Yes. If originally set up for a personal injury claim, your settlement remains tax-free, regardless of servicing changes.
Who is paying me now?
Either Everlake Life or Wilton Re, depending on the specific acquisition of your Allstate policy.
Can I sell part of my structured settlement?
Yes. Partial sales are common and can preserve future income while meeting current needs.
What if I stop receiving payments?
Contact the new servicing company immediately.
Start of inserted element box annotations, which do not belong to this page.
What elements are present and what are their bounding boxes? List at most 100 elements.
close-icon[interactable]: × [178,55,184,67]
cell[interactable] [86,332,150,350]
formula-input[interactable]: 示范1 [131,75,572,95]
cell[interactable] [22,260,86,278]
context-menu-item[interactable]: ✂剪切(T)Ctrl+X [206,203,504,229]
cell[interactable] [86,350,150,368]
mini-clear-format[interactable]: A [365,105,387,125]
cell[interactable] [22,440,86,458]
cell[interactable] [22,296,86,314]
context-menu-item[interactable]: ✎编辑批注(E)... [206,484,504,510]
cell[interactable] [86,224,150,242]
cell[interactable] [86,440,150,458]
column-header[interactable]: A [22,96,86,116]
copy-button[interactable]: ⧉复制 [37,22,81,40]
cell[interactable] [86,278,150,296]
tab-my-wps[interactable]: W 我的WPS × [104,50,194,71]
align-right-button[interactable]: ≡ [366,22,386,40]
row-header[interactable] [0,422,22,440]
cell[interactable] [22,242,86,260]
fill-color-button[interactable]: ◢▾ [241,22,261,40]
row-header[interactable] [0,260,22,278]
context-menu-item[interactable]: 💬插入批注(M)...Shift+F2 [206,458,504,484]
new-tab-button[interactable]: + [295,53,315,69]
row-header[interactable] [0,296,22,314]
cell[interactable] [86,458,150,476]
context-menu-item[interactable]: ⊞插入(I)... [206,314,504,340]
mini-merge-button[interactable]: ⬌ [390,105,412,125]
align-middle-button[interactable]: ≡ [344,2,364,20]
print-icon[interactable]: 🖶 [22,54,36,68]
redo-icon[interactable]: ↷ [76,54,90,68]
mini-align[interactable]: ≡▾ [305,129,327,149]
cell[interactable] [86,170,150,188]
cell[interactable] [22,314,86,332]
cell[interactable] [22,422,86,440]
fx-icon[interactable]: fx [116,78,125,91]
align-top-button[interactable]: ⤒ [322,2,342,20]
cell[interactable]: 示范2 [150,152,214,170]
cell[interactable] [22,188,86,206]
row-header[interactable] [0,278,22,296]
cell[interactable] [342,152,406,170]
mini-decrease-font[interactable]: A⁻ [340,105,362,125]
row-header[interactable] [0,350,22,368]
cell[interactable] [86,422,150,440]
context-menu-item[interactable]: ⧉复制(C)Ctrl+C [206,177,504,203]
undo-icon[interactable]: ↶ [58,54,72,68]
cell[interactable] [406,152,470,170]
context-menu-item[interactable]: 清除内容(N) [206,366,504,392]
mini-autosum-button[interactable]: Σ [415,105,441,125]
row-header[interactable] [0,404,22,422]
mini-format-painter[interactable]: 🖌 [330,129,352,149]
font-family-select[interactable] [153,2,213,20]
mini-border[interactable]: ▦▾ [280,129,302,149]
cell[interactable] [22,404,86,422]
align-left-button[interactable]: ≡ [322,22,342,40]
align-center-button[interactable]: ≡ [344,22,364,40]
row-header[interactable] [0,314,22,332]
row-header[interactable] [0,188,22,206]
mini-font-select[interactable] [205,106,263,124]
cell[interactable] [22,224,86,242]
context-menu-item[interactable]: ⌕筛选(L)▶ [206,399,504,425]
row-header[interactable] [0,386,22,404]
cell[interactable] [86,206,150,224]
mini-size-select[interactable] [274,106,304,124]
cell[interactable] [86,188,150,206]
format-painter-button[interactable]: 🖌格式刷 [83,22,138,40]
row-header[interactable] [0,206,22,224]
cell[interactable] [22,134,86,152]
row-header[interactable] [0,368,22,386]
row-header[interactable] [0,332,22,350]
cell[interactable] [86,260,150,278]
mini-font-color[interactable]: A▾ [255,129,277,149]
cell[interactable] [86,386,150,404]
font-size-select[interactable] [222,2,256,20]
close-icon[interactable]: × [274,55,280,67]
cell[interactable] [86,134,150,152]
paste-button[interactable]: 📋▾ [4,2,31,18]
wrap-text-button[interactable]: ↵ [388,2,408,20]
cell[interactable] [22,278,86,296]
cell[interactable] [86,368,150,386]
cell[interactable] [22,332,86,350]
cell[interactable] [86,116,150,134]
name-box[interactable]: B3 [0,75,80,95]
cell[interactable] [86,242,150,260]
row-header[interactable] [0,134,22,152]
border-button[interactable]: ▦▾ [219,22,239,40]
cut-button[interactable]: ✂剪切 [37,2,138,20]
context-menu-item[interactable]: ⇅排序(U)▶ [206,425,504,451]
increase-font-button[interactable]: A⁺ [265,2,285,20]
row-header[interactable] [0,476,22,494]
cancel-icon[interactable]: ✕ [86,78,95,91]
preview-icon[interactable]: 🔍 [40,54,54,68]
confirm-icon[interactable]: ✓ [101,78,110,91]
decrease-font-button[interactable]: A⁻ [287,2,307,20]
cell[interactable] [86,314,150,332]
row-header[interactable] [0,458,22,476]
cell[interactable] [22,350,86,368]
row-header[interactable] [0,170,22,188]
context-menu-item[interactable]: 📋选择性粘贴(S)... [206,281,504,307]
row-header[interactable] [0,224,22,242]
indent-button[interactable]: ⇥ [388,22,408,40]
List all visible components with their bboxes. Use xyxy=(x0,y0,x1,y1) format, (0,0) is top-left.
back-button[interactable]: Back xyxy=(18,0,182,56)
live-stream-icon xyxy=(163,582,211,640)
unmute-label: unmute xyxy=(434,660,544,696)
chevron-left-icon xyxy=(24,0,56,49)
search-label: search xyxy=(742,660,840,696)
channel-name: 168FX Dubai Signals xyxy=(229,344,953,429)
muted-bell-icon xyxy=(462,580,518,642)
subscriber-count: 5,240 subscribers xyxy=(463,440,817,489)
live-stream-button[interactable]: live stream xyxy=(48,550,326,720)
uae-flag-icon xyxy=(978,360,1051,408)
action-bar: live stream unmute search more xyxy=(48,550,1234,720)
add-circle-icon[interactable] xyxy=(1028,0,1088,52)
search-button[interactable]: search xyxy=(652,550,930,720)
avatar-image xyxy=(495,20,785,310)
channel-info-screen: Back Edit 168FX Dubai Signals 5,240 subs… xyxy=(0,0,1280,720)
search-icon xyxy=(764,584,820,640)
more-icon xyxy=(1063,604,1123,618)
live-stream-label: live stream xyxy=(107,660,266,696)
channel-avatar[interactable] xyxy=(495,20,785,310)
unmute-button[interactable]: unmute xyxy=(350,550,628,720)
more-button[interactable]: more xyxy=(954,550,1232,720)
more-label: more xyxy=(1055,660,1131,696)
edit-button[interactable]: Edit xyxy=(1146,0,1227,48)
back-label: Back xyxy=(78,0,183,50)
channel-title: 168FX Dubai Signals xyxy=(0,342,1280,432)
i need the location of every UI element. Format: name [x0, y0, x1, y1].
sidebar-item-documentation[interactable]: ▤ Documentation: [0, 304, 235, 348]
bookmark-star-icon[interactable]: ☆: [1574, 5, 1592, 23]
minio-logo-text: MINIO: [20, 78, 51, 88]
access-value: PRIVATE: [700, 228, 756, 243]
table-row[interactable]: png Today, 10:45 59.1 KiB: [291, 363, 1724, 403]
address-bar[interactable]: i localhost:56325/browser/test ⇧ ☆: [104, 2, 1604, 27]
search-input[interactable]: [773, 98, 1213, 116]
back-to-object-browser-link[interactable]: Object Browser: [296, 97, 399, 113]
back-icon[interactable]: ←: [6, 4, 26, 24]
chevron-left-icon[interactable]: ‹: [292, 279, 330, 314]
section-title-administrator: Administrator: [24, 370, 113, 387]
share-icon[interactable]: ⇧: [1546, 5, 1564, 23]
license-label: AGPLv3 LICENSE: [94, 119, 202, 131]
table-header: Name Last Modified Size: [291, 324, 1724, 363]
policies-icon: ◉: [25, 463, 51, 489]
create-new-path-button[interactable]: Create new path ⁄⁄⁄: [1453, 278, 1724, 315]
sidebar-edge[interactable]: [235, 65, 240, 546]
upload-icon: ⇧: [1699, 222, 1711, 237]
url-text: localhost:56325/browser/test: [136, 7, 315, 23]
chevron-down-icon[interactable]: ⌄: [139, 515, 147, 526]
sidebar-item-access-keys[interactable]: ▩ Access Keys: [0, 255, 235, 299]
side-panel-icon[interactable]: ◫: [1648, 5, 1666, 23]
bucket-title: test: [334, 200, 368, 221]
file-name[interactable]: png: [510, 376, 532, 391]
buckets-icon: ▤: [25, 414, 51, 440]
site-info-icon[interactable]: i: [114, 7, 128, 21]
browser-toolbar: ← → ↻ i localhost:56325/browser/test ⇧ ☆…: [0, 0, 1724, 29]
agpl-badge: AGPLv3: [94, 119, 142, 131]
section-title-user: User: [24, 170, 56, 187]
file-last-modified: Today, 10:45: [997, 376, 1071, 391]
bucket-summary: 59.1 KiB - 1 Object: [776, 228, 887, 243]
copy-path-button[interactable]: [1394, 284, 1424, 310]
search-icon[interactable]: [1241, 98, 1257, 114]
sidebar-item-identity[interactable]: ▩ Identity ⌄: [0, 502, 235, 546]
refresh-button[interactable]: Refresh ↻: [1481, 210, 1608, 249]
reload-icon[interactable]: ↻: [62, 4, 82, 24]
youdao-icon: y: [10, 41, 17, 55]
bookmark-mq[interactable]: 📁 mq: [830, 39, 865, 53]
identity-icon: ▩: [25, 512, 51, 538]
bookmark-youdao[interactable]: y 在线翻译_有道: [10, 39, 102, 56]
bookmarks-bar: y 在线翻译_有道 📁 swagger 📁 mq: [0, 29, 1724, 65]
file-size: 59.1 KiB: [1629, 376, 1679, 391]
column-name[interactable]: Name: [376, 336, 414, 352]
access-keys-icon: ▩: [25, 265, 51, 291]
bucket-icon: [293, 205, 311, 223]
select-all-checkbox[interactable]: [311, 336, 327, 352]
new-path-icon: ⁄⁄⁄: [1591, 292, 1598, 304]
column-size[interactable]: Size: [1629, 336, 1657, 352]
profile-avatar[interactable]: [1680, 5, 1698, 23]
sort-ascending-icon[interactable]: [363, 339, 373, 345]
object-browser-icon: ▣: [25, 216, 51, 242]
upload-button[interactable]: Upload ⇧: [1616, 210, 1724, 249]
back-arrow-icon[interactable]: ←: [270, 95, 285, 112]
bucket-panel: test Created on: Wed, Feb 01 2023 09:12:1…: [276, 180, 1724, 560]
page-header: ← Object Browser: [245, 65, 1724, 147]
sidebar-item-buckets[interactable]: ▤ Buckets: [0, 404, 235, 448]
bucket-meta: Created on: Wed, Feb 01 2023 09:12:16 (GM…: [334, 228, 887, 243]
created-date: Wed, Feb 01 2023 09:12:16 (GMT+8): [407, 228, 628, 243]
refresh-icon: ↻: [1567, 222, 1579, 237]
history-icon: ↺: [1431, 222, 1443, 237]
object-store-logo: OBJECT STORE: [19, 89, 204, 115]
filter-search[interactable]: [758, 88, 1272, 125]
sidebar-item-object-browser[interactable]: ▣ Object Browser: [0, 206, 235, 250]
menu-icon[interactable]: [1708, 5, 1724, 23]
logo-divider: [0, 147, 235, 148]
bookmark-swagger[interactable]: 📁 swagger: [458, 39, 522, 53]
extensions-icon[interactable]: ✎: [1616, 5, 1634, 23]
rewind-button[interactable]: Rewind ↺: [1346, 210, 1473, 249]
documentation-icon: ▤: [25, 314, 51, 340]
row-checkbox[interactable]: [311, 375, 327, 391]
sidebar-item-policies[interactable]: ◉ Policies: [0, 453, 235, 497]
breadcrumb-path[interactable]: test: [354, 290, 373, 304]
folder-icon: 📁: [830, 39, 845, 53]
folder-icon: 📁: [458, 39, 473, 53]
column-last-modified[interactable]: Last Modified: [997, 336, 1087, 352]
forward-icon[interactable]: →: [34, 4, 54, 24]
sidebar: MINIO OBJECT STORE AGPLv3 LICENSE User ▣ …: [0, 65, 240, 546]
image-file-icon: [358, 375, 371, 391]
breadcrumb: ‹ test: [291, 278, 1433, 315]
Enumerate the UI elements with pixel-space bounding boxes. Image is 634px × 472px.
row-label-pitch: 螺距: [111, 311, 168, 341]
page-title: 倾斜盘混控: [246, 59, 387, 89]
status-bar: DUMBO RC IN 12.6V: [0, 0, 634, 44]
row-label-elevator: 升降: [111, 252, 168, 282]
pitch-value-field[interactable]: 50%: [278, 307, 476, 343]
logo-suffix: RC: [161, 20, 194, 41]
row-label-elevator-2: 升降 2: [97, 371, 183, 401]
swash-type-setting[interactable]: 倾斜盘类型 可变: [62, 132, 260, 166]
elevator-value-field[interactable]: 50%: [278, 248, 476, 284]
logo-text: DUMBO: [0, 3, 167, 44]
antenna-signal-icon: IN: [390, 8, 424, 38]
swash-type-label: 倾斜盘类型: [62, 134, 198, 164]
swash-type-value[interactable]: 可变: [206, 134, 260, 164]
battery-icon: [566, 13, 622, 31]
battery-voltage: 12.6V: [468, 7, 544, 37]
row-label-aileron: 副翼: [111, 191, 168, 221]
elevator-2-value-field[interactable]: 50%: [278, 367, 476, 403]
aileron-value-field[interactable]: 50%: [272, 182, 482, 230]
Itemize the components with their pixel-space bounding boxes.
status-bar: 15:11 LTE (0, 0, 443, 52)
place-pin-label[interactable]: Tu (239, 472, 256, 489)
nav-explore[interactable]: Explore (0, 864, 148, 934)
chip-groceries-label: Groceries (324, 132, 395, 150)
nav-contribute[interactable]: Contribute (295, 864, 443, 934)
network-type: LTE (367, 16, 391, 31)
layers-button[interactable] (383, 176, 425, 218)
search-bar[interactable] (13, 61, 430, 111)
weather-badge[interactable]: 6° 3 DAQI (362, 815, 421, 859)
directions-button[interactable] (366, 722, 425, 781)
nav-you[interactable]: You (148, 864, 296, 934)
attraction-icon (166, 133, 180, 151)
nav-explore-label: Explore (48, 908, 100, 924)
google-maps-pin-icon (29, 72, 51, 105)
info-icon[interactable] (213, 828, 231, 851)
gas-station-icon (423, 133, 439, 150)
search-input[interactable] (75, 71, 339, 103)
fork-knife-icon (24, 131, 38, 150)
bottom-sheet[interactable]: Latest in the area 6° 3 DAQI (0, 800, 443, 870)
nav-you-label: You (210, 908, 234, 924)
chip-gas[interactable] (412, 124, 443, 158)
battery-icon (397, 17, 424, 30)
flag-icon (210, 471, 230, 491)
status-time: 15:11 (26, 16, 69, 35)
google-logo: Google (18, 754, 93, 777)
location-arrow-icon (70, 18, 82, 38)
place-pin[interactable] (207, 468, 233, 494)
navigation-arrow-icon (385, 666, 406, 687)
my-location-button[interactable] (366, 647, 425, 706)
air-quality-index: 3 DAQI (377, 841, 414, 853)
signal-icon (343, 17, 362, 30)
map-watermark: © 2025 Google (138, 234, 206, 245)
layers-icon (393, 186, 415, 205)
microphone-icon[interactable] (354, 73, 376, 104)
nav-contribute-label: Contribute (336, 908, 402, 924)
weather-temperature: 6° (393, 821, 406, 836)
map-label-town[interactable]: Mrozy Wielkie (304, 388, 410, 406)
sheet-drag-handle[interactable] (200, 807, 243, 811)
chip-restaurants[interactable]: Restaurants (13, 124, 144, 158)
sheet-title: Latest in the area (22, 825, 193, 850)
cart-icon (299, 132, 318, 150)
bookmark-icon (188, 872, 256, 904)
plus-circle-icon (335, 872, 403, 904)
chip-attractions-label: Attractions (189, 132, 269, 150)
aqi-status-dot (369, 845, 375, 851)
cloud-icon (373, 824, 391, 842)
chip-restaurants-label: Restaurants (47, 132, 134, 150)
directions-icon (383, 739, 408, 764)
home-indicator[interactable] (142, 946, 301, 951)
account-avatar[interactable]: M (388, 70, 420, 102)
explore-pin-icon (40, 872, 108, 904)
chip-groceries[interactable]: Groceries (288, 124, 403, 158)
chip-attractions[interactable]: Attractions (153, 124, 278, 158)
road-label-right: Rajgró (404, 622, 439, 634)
Have your annuity number, ID, and court documents on hand.
How long does a sale take?
Typically 30–60 days, including court approval and processing.
Whom should I call for help?
Start with the customer service lines for Everlake Life or Wilton Re, depending on the latest documentation.
Conclusion and Next Steps
Allstate may no longer be in the structured settlement business, but your contract and rights as a recipient remain fully enforceable. Whether you need to verify your payment servicer, explore options for cashing out, or just learn what protections you have, knowing your current status is key.
Here’s what you can do next:
- Confirm who services your structured settlement
- Review your payout terms
- Consider alternatives to selling, like a partial sale
- Get quotes from multiple buyers if you need cash now
- Always consult a trusted legal or financial professional
With the right information and a careful approach, you can make empowered decisions about your structured settlement and financial future.